-2

I am using java.util.Regex to match regex expression in a string. The string basically a html string.

Within that string I have two lines;

    <style>templates/style/color.css</style>

    <style>templates/style/style.css</style>

My requirement is to get the content inside style tag (<style>). Now I am using the pattern like;

String stylePattern = "<style>(.+?)</style>";

When I am trying to get the result using;

Pattern styleRegex = Pattern.compile(stylePattern);
Matcher matcher = styleRegex.matcher(html);
System.out.println("Matcher count : "+matcher.groupCount()+ " and "+matcher.find());                 //output 1

if(matcher.find()) {

        System.out.println("Inside find");
        for (int i = 0; i < matcher.groupCount(); i++) {
            String matchSegment = matcher.group(i);
            System.out.println(matchSegment);          //output 2
        }
    }

The result I am getting from output 1 as :

Matcher count : 1 and true

And from output 2 as;

<style>templates/style/style.css</style>

Now, I am just lost after lot of trying that how do I get both lines. I tried many other suggestion in stackoverflow itself, none worked.

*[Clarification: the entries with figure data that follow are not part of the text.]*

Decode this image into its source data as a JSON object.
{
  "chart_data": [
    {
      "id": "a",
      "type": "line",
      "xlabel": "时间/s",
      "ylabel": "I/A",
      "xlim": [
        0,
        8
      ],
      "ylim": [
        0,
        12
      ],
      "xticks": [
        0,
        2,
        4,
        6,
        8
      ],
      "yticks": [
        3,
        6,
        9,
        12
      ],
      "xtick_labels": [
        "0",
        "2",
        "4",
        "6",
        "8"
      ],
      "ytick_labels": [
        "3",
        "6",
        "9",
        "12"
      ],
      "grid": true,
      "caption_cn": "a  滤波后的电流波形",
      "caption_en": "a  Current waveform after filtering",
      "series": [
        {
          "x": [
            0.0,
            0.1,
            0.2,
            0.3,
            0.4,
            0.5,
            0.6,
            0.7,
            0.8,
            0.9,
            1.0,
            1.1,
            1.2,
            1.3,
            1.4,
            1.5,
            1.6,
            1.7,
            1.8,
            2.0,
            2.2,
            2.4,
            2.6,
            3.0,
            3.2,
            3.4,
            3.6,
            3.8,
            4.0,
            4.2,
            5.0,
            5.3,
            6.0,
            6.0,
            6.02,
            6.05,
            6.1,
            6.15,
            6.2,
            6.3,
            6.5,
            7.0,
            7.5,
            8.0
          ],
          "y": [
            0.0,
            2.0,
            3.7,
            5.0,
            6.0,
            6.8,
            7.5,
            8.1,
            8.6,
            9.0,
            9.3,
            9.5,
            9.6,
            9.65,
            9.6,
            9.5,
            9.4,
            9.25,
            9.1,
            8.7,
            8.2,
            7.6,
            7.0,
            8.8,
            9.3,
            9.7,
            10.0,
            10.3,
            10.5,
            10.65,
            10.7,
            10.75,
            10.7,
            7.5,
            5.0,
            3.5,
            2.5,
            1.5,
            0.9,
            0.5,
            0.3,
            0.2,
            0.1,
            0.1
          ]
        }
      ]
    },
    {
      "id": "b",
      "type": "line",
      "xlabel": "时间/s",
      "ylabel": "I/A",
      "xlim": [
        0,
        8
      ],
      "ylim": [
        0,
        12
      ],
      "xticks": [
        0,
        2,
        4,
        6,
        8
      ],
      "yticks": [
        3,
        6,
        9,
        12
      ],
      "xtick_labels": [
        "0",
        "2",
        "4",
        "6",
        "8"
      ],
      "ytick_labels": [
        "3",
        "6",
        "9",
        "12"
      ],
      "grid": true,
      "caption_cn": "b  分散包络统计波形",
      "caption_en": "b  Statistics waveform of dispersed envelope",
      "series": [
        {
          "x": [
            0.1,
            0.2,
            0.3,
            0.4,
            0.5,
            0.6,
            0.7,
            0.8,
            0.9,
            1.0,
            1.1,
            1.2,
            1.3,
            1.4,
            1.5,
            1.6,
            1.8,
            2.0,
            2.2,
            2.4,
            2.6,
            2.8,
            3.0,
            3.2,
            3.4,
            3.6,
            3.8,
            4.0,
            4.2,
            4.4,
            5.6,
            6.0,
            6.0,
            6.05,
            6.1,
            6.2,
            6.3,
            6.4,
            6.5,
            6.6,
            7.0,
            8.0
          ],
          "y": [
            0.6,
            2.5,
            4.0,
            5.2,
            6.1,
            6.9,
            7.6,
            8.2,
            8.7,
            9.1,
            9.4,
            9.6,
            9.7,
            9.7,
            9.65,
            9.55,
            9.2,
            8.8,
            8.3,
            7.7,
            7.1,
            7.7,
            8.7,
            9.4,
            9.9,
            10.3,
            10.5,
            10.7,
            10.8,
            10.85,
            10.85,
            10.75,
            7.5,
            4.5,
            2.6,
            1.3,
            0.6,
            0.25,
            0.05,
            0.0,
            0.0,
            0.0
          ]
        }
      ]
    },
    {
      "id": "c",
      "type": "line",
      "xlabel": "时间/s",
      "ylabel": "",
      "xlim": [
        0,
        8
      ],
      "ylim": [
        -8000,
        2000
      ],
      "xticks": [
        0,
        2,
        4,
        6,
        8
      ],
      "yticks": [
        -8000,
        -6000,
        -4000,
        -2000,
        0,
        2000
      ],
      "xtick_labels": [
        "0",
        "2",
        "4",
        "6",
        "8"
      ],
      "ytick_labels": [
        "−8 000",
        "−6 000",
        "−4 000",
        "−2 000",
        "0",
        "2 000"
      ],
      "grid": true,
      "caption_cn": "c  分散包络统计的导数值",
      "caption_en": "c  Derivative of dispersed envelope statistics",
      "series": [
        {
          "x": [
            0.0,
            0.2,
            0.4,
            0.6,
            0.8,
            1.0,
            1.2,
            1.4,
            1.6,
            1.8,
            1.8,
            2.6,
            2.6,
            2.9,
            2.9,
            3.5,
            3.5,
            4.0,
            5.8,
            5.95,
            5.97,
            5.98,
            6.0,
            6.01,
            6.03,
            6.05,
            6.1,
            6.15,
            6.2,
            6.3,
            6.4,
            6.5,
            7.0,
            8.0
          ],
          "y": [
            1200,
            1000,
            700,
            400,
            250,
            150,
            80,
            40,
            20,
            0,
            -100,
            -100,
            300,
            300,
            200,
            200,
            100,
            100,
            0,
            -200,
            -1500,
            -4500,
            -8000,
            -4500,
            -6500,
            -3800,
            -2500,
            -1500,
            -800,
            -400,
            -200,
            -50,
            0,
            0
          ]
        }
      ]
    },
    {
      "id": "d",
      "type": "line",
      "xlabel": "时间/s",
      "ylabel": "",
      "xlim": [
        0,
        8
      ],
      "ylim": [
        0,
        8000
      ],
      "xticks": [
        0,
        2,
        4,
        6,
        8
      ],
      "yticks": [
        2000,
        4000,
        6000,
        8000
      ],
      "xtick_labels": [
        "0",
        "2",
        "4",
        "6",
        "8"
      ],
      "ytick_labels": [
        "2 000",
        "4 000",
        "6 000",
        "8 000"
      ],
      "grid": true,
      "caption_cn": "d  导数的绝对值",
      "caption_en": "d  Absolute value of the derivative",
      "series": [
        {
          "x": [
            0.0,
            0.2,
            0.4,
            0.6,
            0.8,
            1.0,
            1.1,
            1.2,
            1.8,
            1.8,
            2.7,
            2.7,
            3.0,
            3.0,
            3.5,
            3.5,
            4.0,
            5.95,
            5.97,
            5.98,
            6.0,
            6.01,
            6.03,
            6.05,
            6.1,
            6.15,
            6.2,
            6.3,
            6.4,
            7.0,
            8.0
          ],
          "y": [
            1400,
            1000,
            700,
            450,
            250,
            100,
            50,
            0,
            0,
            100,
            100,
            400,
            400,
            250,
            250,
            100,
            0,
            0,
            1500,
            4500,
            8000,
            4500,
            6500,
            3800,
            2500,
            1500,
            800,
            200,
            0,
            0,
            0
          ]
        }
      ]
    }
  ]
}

I think I am doing some conceptual mistake.

Any help will be very good for me. Thanks in advance.

EDIT

I have changed code as;

Matcher matcher = styleRegex.matcher(html);
    //System.out.println("find : "+matcher.find() + "Groupcount = " +matcher.groupCount());
    //matcher.reset();
    int i = 0;
    while(matcher.find()) {

        System.out.println(matcher.group(i));
        i++;
    }

Now the result is like;

  `<style>templates/style/color.css</style>
  templates/style/style.css`

Why one with style tag and another one is without style tag?

KOUSIK MANDAL
  • 2,002
  • 1
  • 21
  • 46
  • To see all *captures*, use `for (int i = 1; i <= matcher.groupCount(); i++)`. See https://stackoverflow.com/questions/12413974/java-regex-matcher-groupcount-returns-0 and http://stackoverflow.com/questions/836704/print-regex--in-java – Wiktor Stribiżew Apr 01 '18 at 15:37
  • Didn't work for me. It does not even go inside the loop with int i=1 – KOUSIK MANDAL Apr 01 '18 at 15:40
  • You cannot call `matcher.groupCount()` before `.find()`. Also, to match multiple occurrences, you need `while`, not `if`. Remove your first `System.out.println(...)` line – Wiktor Stribiżew Apr 01 '18 at 15:43
  • I have changed as you said @WiktorStribiżew . Now can you please explain why the result is like I edited the answer. – KOUSIK MANDAL Apr 01 '18 at 15:51
  • 1
    Your regex can match only one group. Thus you need no variable i, just use group(1). group(0) is a special one which gives you the whole match regardless of any brackets, which is why you see the style tags. – Heiner Westphal Apr 01 '18 at 16:02
  • 1
    **Caution:** Parsing XML or HTML with regular expressions *will* cause problems. See https://stackoverflow.com/questions/701166/can-you-provide-some-examples-of-why-it-is-hard-to-parse-xml-and-html-with-a-reg. Solution: Use a dedicated HTML or XML parser instead. – VGR Apr 01 '18 at 17:13

2 Answers2

1

This will find all occurrences from your string.

   final Pattern pattern = Pattern.compile(regex);
   final Matcher matcher = pattern.matcher(string);
   
   while (matcher.find()) {
       
       System.out.println("Full match: " + matcher.group());
   }
SharadxDutta
  • 1,058
  • 8
  • 21
0

Can try this:

String text = "<style>templates/style/color.css</style>\n" +
            "<style>templates/style/style.css</style>";

Pattern pattern = Pattern.compile("<style>(.+?)</style>");
Matcher matcher = pattern.matcher(text);
while (matcher.find()) {
    System.out.println(text.substring(matcher.start(), matcher.end()));
}

Or:

Matcher matcher = pattern.matcher(text);
while (matcher.find()) {
  System.out.println(matcher.group());
}
hoan
  • 1,058
  • 8
  • 13